福本 「実践的なコミュニケーション能力の育成」を目指した授業は、旧来の授業と特に何が違うのでしょうか。
光岡 コミュニケーション能力を育てるためには、まず、コミュニケーションに足る中身を生徒に獲得させることが大事です。つまり、 "What to communicate" の部分ですね。自分の考えを表現するためには、情報を取捨選択する力、さらに情報をまとめて自分の意見を構築する力、そしてそれを発表する力が必要です。情報を集め、必要なものを選び出して、分析する。つまり情報リテラシーを身に付けさせることも英語科の教師の役目だと思います。その上で "How to communicate" を教えないと、ただの挨拶英語で終わってしまう。
川上 光岡先生がおっしゃったように、生徒に "What to communicate" の部分を身に付けさせるというのは、とても大切だと思います。特に、国際社会で活躍するためには、自分のこと、日本のことを世界に向けてはっきりとアピールする力が必要です。それができなければ、日本を引っ張っていくことはできませんからね。ですから、コミュニケーションの中で「自分は何を発信するべきか」を学べる場を、教師が提供してやることが求められます。これは、英語の授業だけではなく、教科横断型でやるべき取り組みだと思います。
光岡 そうですね。 "What to communicate" を生徒の中に構築させていくことは、英語という一教科だけではできません。他教科、そして「総合的な学習の時間」などと連携しながら、学校全体の取り組みとして指導していく必要があると思います。

国際的な視野を育てる

福本 "How to communicate" だけでなく "What to communicate" を生徒の内面に育てるとなると、生徒にどのような体験を通して、何を学ばせるかがより問われてきますね。現代社会を生きる生徒たちに、我々はどんな感動、気付きを与えていけばよいのでしょうか。
光岡 例えば、ユネスコは全ての教育において扱わなければいけないものとして「環境」「人権」「開発」「平和」「諸民族の権利」を挙げています。まさにどれをとっても、一国だけでは解決できない問題です。世の中にはこういった問題があることを、生徒に授業で気付かせ、グローバルな視点を育てたいですね。

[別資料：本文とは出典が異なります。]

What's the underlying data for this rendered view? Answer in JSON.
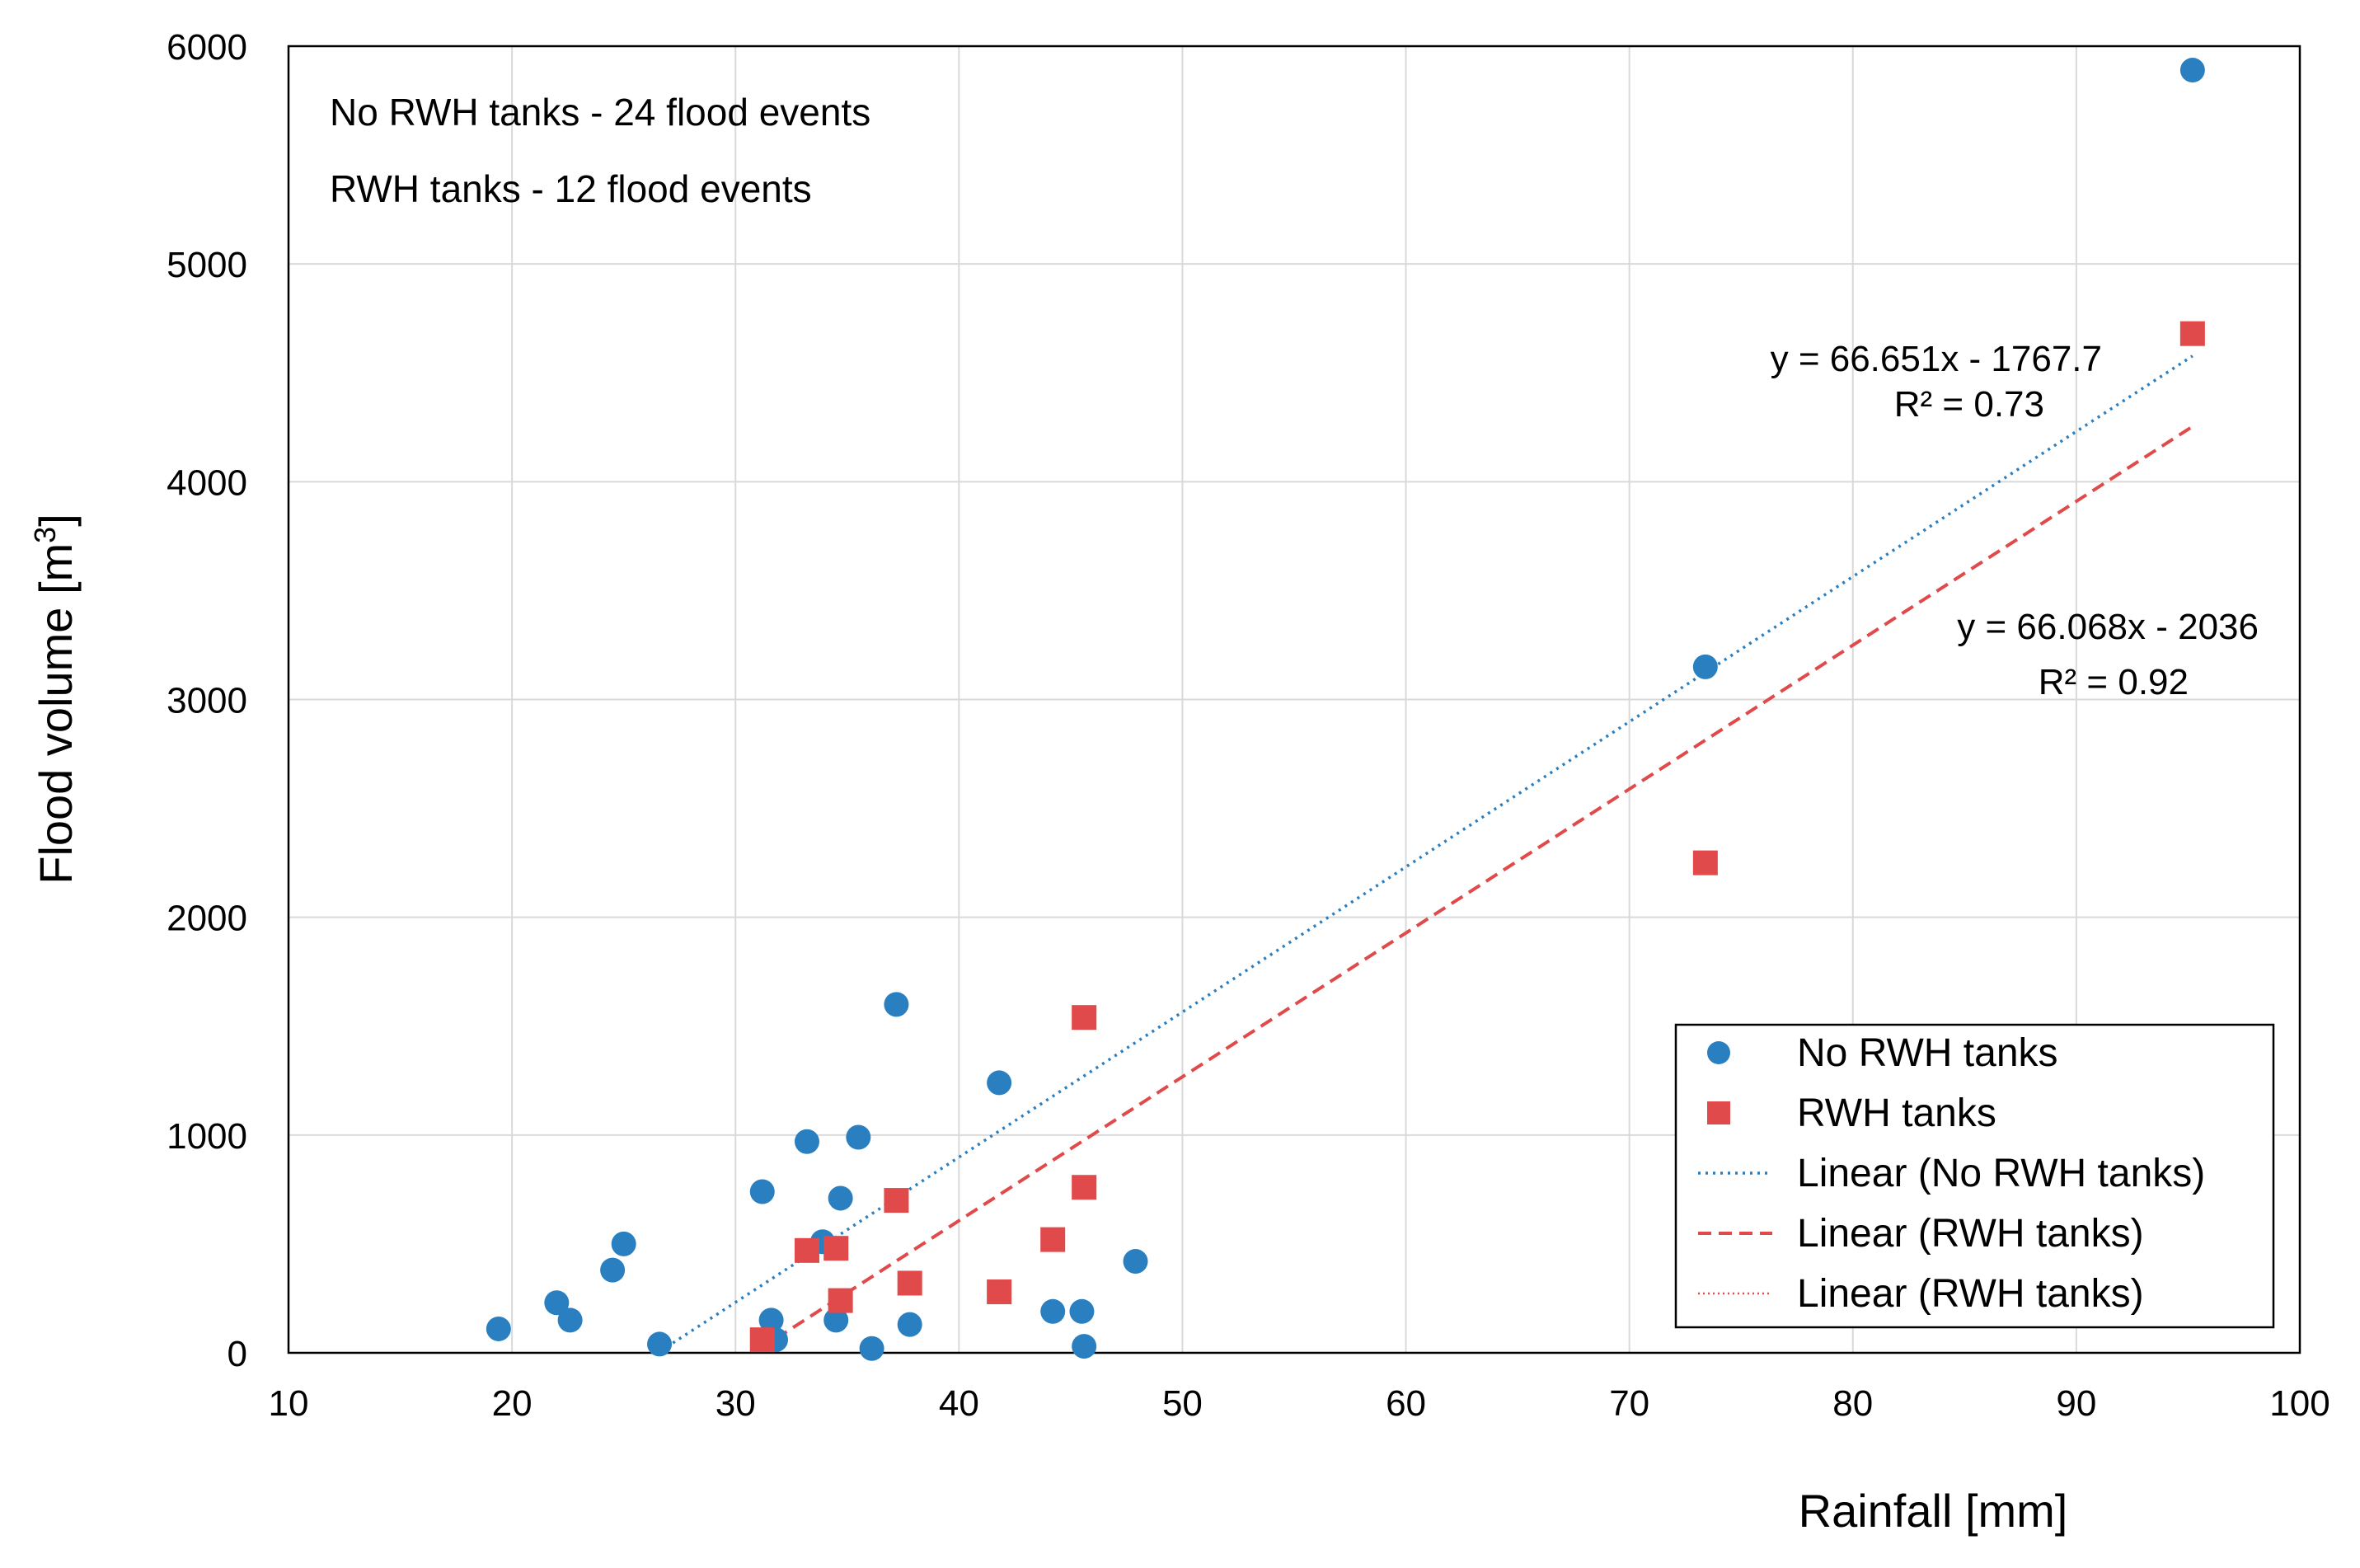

川上 異文化理解とはどういったことなのかも、授業の中で教えていければと思います。以前、私はアメリカと日本の高校生活を対比させた研究授業を行いました。主に両者の違いについて取り上げたのですが、授業の後、ALTに「なぜあんな授業をするんだ」と言われてしまいました。文化の違いだけを強調するのではなく、同時に共通項もあることを教えるのが異文化理解教育である、ということなんですね。正直、ハッとさせられました。違いだけでなく共通する点も含めて広く異文化に目を向け、尊重することで、初めてコミュニケーションが成立するのだということを生徒に理解させたいと思います。